Given an input string s and a pattern p, implement regular expression matching with support for '.' and '*' where:

  • '.' Matches any single character.​​​​
  • '*' Matches zero or more of the preceding element.

The matching should cover the entire input string (not partial).

solution

The idea here at it’s route is pretty straightforward, but there’s a lot of edge cases to consider. Essentially, we can break it down into two types of rules in the regex pattern.

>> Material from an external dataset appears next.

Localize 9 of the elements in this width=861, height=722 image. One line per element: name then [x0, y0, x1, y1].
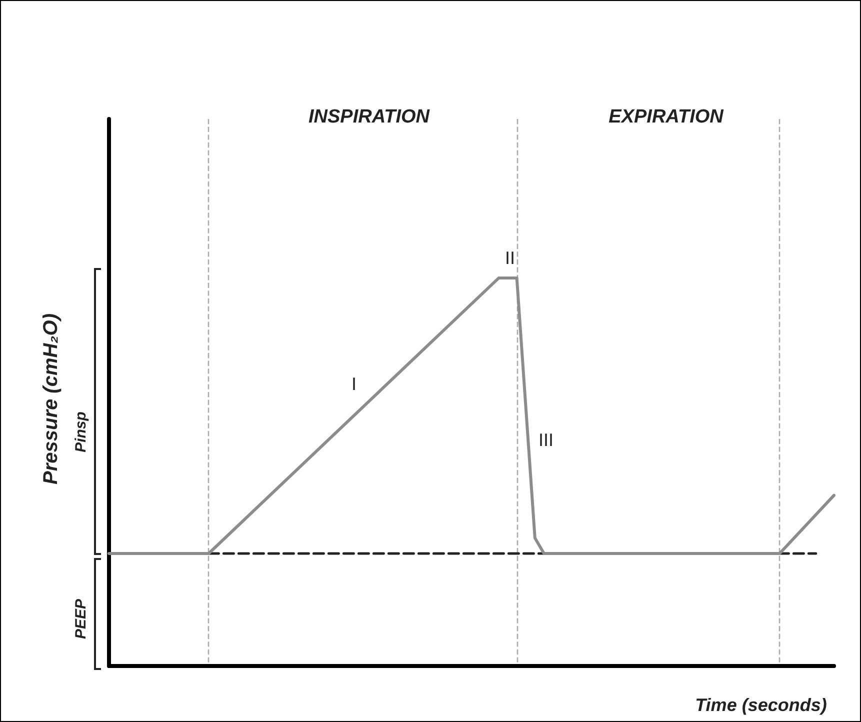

  1. Includes wildcard, of the form [a-z]* or .*.
  2. Doesn’t include wildcard.

If the current rule doesn’t include a wildcard, just check for a match. If no match, return false. If it is a wildcard, we can match the current rule any number of times. However, for the sake of the recursion, we try to match either 0 times (and then recurse with the next rule), or one time (and then keep recursing with the same rule, to potentially capture multiple matches).

def isMatch(self, s: str, p: str) -> bool:
	# (char, isWildcard)
	grouped_pattern = []
	i = 0
	while i < len(p):
		if i+1 == len(p):
			grouped_pattern.append((p[i], False))
		elif p[i+1] == "*":
			grouped_pattern.append((p[i], True))
			i+=1
		else:
			grouped_pattern.append((p[i], False))
		i+=1
 
	memo = {}
	def recurse(sp, pp):
		if (sp, pp) in memo:
			return memo[(sp, pp)]
	  
		if sp == len(s) and pp == len(grouped_pattern):
			return True
 
		ans = None
		if pp < len(grouped_pattern):
			char, is_wildcard = grouped_pattern[pp]
	  
			# for trailing wildcard groups
			if sp == len(s):
				if is_wildcard:
					ans = recurse(sp, pp+1)
				else:
					ans = False
	  
			# is wildcard
			elif is_wildcard:
				# empty match
				success = recurse(sp, pp+1)
				if sp < len(s) and (s[sp] == char or char == "."):
					# match once and recurse to try to keep matching
					success = success or recurse(sp+1, pp)
				ans = success
 
			else:
				if s[sp] == char or char == ".":
					ans = recurse(sp+1, pp+1)
				else:
					ans = False
	  
		memo[(sp, pp)] = ans
		return ans
 
	return recurse(0, 0)